On Wednesday, the 30th of September, 2020, Growth through Nutrition and Tufts University hosted an online webinar to discuss the short- and long-term implications of the COVID-19 epidemic and response on nutrition and quality nutrition services. The event aimed to demonstrate key lessons and innovations from Ethiopia and beyond in responding to COVID and featured panelists from civil society, government, and academia sectors.
Moderated by Rahel Gizaw, Growth through Nutrition’s Senior Learning Advisor, the webinar included presentations from three panelists and was followed by a question and answer discussion session. The first presenter, Professor Eileen Kennedy, from the Friedman School of Nutrition and Policy, defined the key principles of food security, setting the stage by stressing how the effect of COVID-19 on food insecurity could potentially do more damage than the virus itself. She explained some of the pathways in which the virus has and is expected to increase food insecurity through shutdowns, income loss, and reduced consumption, disproportionately affecting poorer households. She cited research findings around the recent drop in milk consumption especially in poorer households of Addis Ababa as an example of the negative effects on diet and household consumption. It was also noted that decreased food security leads to poorer nutrition status in the longer-term, which leads to a weakened immune system and thus increased susceptibility to the virus.
Dr. Sisay Sinamo, Senior Program Manager at the Seqota Declaration Federal Program Unit, presented on the specific challenges of the virus in Ethiopia as well as the government progress made so far in response. He highlighted the major impacts of the virus on health and nutrition including disruption of health and nutrition services, shortage of essential commodities and PPE, and the increasing prices of staple foods, transportation, and agricultural inputs. Some of the lessons learned so far are the sensitivity of nutrition services to shocks and the critical need to empower frontline workers with tools – i.e. logistics and commodities. Adaptations have been made by the Ethiopian government to respond quickly to the virus’ impact, including frequent information exchange, adapting global learning to the local context, reprogramming activities, and a rapid assessment conducted on the effects of COVID-19. Further recommendations include additional support for community-based nutrition services, the preposition of commodities, stabilization of market prices, expanding security net programs for food access, and coordinating multichannel information system for coordination decision-making.

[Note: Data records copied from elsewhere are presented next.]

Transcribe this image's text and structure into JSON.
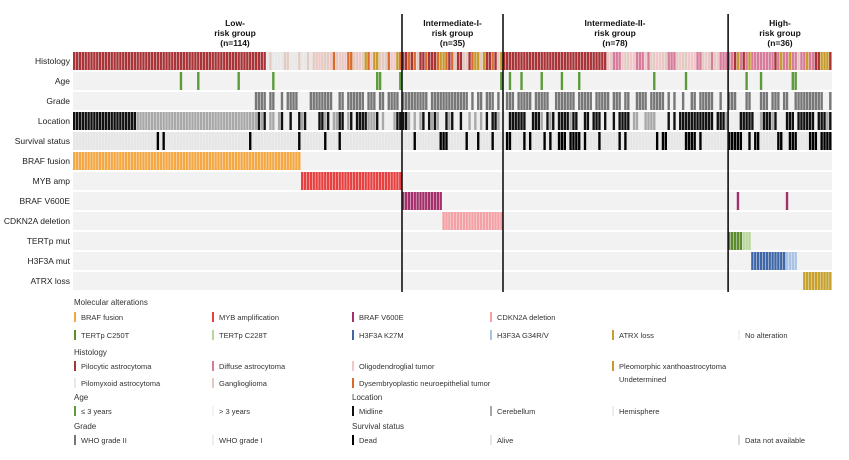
{
  "groups": [
    {
      "title": "Low-\nrisk group\n(n=114)",
      "n": 114
    },
    {
      "title": "Intermediate-I-\nrisk group\n(n=35)",
      "n": 35
    },
    {
      "title": "Intermediate-II-\nrisk group\n(n=78)",
      "n": 78
    },
    {
      "title": "High-\nrisk group\n(n=36)",
      "n": 36
    }
  ],
  "rows": [
    "Histology",
    "Age",
    "Grade",
    "Location",
    "Survival status",
    "BRAF fusion",
    "MYB amp",
    "BRAF V600E",
    "CDKN2A deletion",
    "TERTp mut",
    "H3F3A mut",
    "ATRX loss"
  ],
  "legend": {
    "molecular_title": "Molecular alterations",
    "molecular": [
      {
        "label": "BRAF fusion",
        "color": "#f5a742"
      },
      {
        "label": "MYB amplification",
        "color": "#e8403f"
      },
      {
        "label": "BRAF V600E",
        "color": "#a3306a"
      },
      {
        "label": "CDKN2A deletion",
        "color": "#f4a0a5"
      },
      {
        "label": "TERTp C250T",
        "color": "#5d8c2d"
      },
      {
        "label": "TERTp C228T",
        "color": "#b7d69a"
      },
      {
        "label": "H3F3A K27M",
        "color": "#3f67a8"
      },
      {
        "label": "H3F3A G34R/V",
        "color": "#a9c3e6"
      },
      {
        "label": "ATRX loss",
        "color": "#c7a12b"
      },
      {
        "label": "No alteration",
        "color": "#f2f2f2"
      }
    ],
    "histology_title": "Histology",
    "histology": [
      {
        "label": "Pilocytic astrocytoma",
        "color": "#a83438"
      },
      {
        "label": "Diffuse astrocytoma",
        "color": "#d87a9a"
      },
      {
        "label": "Oligodendroglial tumor",
        "color": "#f1c7c9"
      },
      {
        "label": "Pleomorphic xanthoastrocytoma",
        "color": "#c79a2a"
      },
      {
        "label": "Pilomyxoid astrocytoma",
        "color": "#e8e8e8"
      },
      {
        "label": "Ganglioglioma",
        "color": "#e3cbc1"
      },
      {
        "label": "Dysembryoplastic neuroepithelial tumor",
        "color": "#d86c2c"
      },
      {
        "label": "Undetermined",
        "color": "#ffffff"
      }
    ],
    "age_title": "Age",
    "age": [
      {
        "label": "≤ 3 years",
        "color": "#5d9a3a"
      },
      {
        "label": "> 3 years",
        "color": "#f4f4f4"
      }
    ],
    "location_title": "Location",
    "location": [
      {
        "label": "Midline",
        "color": "#111111"
      },
      {
        "label": "Cerebellum",
        "color": "#a8a8a8"
      },
      {
        "label": "Hemisphere",
        "color": "#eeeeee"
      }
    ],
    "grade_title": "Grade",
    "grade": [
      {
        "label": "WHO grade II",
        "color": "#777777"
      },
      {
        "label": "WHO grade I",
        "color": "#eeeeee"
      }
    ],
    "survival_title": "Survival status",
    "survival": [
      {
        "label": "Dead",
        "color": "#000000"
      },
      {
        "label": "Alive",
        "color": "#e6e6e6"
      }
    ],
    "na_label": "Data not available"
  },
  "colors": {
    "empty": "#f2f2f2",
    "grid": "#ffffff",
    "divider": "#111111"
  }
}
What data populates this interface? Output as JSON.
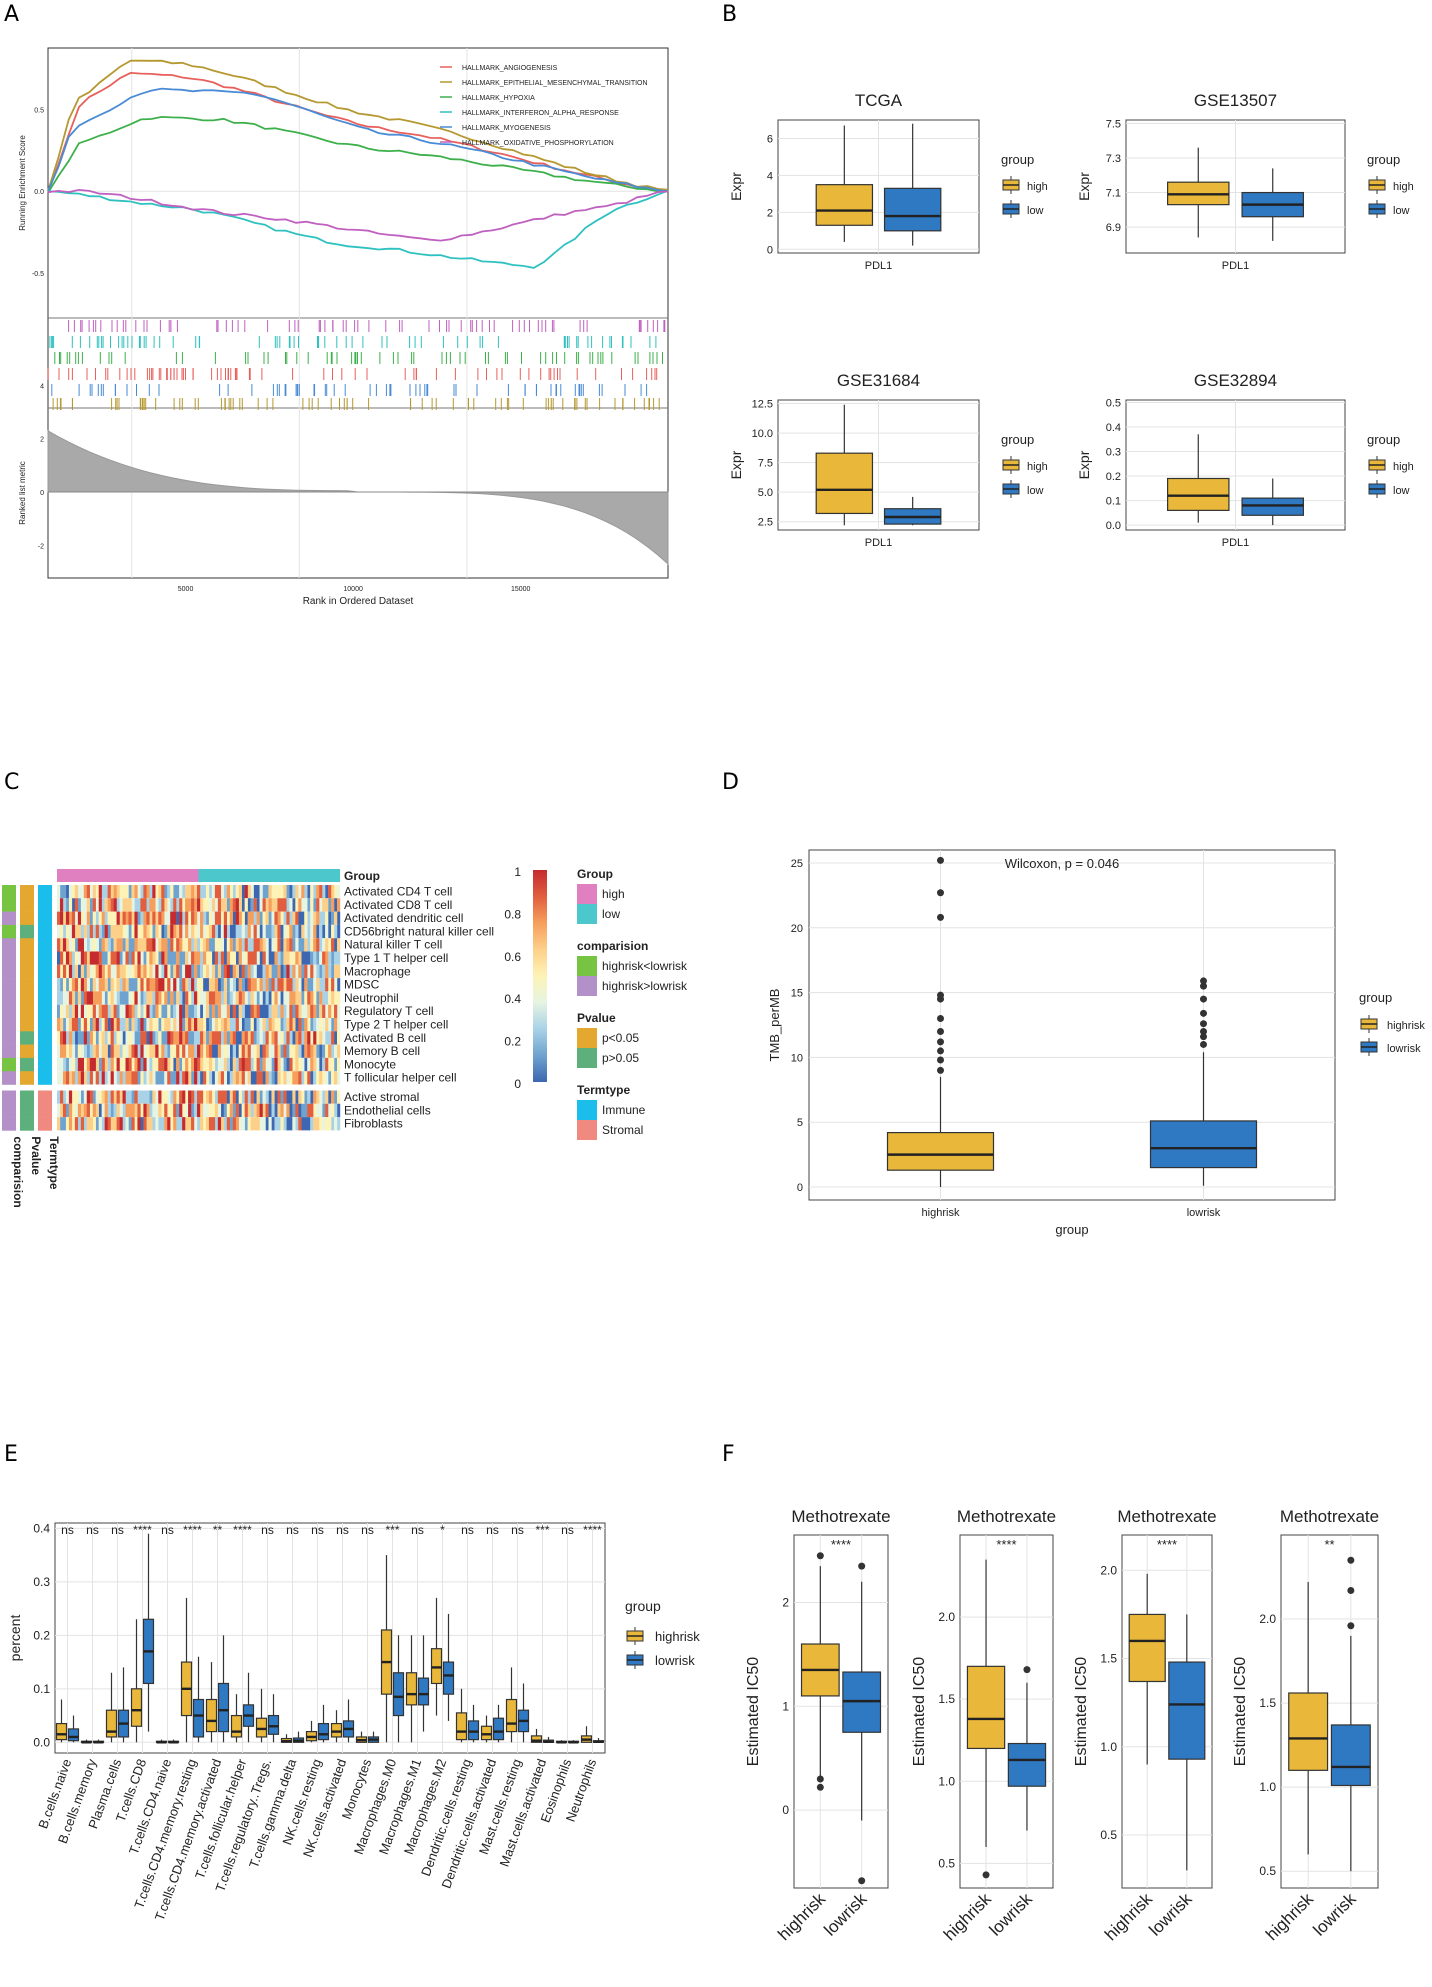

Following this presentation, Dr. Amare Deribew, Country Director of Nutrition International, began also by presenting some of the global level impacts that affect wasting in particular, such as loss of income, and disruption of the food and health systems due to COVID-19. He reported that globally a 30% decrease is expected in health service provision. In Ethiopia’s case, there has already been a large drop in remittances, an increase in job loss, and in inflation, with the GDP expected to drop by up to 16.7% and severe acute malnutrition expected to rise by 10-15%. A recent IFPRI survey on food security in Ethiopia found that more than 60% of households were unable to eat healthy and nutritious foods and 17% of the poorest households went hungry. To respond to these challenges, he described a multilevel framework of action with actions at the individual, community, national, and global levels. He outlined some of the best practices of actions conducted by the government so far, commending the Ethiopian emergency task force, development of national guidelines, free treatment, and testing centers at the initial stages of the pandemic. He also listed a few areas for improvement such as more messaging around social distancing and masks as well as stronger coordination and additional PPE. Best practices from the countries of Senegal, Kenya on COVID response, and others on access to food for children were also highlighted. Suggested future adaptation is broadly recommended for improving the utilization of data and technology and modifications in wasting management. In closing, Dr. Amare presented the role and response of various sectors in Ethiopia, including the work of Nutrition International, and closed with a few thoughts on the way forward.
Questions from the audience for the panelists covered topics such as the way that COVID has affected the Government of Ethiopia’s planning for the new fiscal year, the changes made to address nutrition commodity issues, the added effects of other weather and security shocks on food security, and whether stay home orders have an effect on child nutrition status, among others.
In conclusion, Professor Kennedy remarked that the information covered about successes and lessons learned so far are extremely helpful and should COVID-19 rebound as expected, will provide a basis to build on and improve the response and mitigation of effects on food security and nutrition in Ethiopia.